Nevada continued to suffer the highest unemployment rate among the states, 12.1 percent in August. Rhode Island and California were vexed by the next highest rates, 10.7 and 10.6 percent, respectively, and with Nevada they are still the only states with double-digit unemployment rates. As recently as early 2010, 18 states and DC had doubt-digit rates. North Dakota, still enjoying an energy boom, again registered the lowest jobless rate among the states, 3 percent.
The largest month-over-month increase in employment occurred in Texas (up 38,000 jobs), followed by Florida (up 23,200) and Missouri (up 17,900). Hawaii, Missouri and Oklahoma experienced the largest month-over-month percentage increases in employment (up 0.7 percent each). The largest decrease in employment for the month was in Virginia (down 12,400 jobs), while the largest monthly percentage decrease in employment was in DC, down 1.5 percent.
Manufacturing exports to rise, says consultancy
Manufactured exports—a bright spot of the U.S. economy in recent years—are set to surge, according to a new report by the Boston Consulting Group (BCG). Combined with jobs created as a result of re-shoring, higher U.S. exports could add 2.5 million to 5 million jobs by the end of the decade, as manufacturers shift production from European countries and Japan to take advantage of substantially lower costs in the U.S., the report optimistically predicts.
BCG projects that by around 2015, the U.S. will have an export cost advantage of 5 percent to 25 percent over Germany, Italy, France, the UK and Japan in a range of industries, with the drivers of this advantage being the cost of labor, natural gas and electricity. As a result, the U.S. could capture 2 percent to 4 percent of exports from the four European countries, and 3 percent to 7 percent from Japan, by the end of the current decade. That might not sound like much, but by BCG’s reckoning the capture would translate into as much as $90 billion in additional U.S. exports per year.
When the increase in U.S. exports to the rest of the world is included, annual gains could reach $130 billion. BCG forecasts that the biggest U.S. export gains will be in machinery, transportation equipment, electrical equipment and appliances and chemicals.
On Saturday, the U.S. Senate approved a $500 billion spending bill to finance the federal government for half a year from Oct. 1, adding its approval to the U.S. House’s earlier passage of the bill.
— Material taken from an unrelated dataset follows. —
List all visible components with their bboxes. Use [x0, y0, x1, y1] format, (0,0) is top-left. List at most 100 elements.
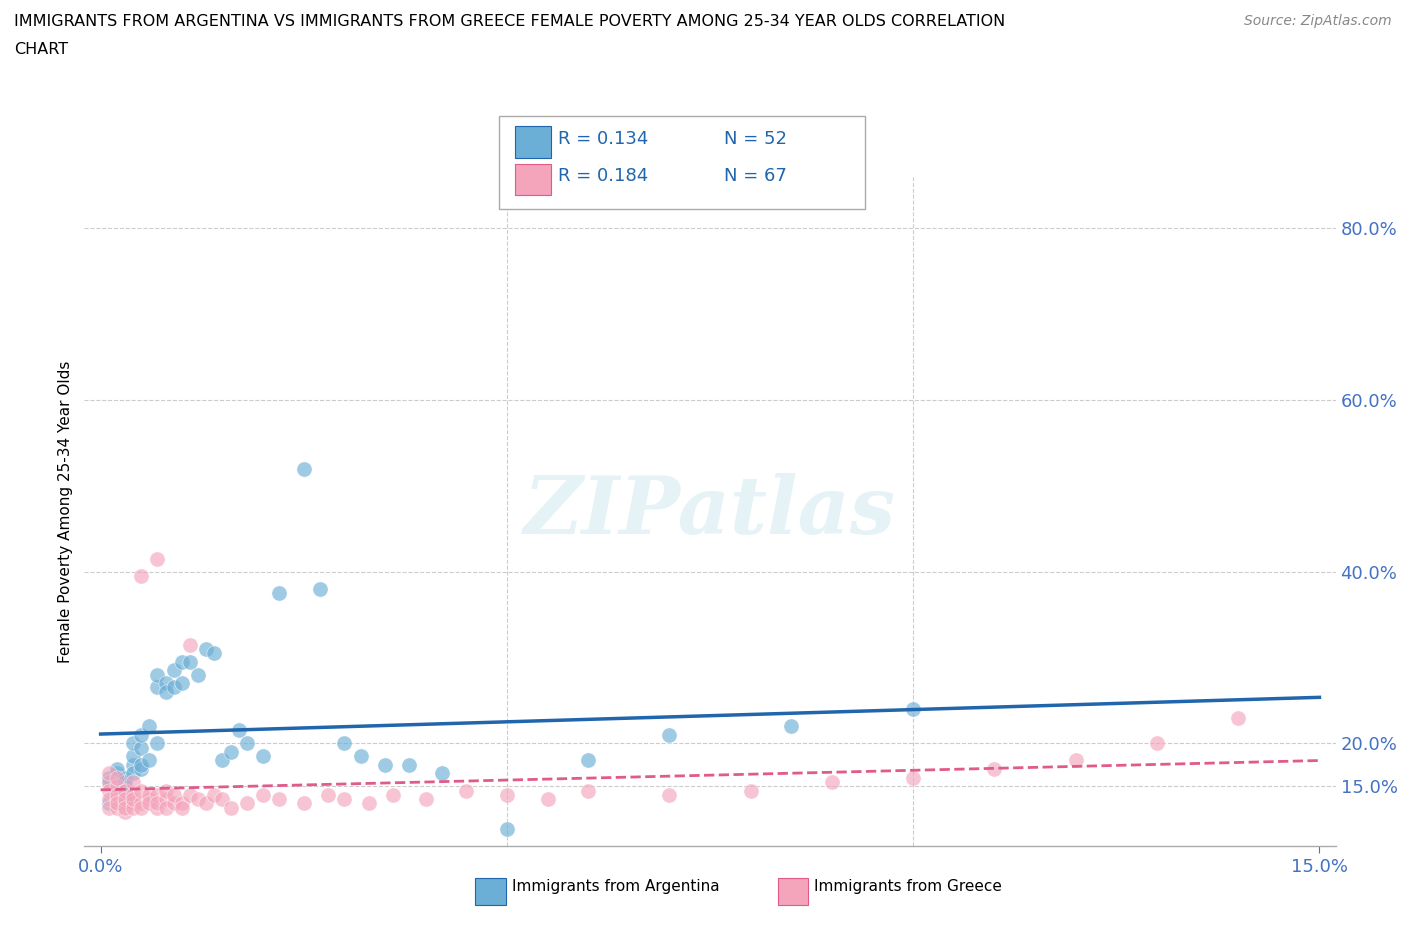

Congress is now in recess until after the election, after which it will be a lame duck body but nevertheless tasked to deal with certain problematic fiscal details, such as the fiscal cliff.
Wall Street was up most of the day on Friday, but in the end barely moved downward. The Dow Jones Industrial Average was down 17.46 points, or 0.13 percent, while the S&P 500 lost an infinitesimal 0.01 percent. The Nasdaq gained 0.13 percent.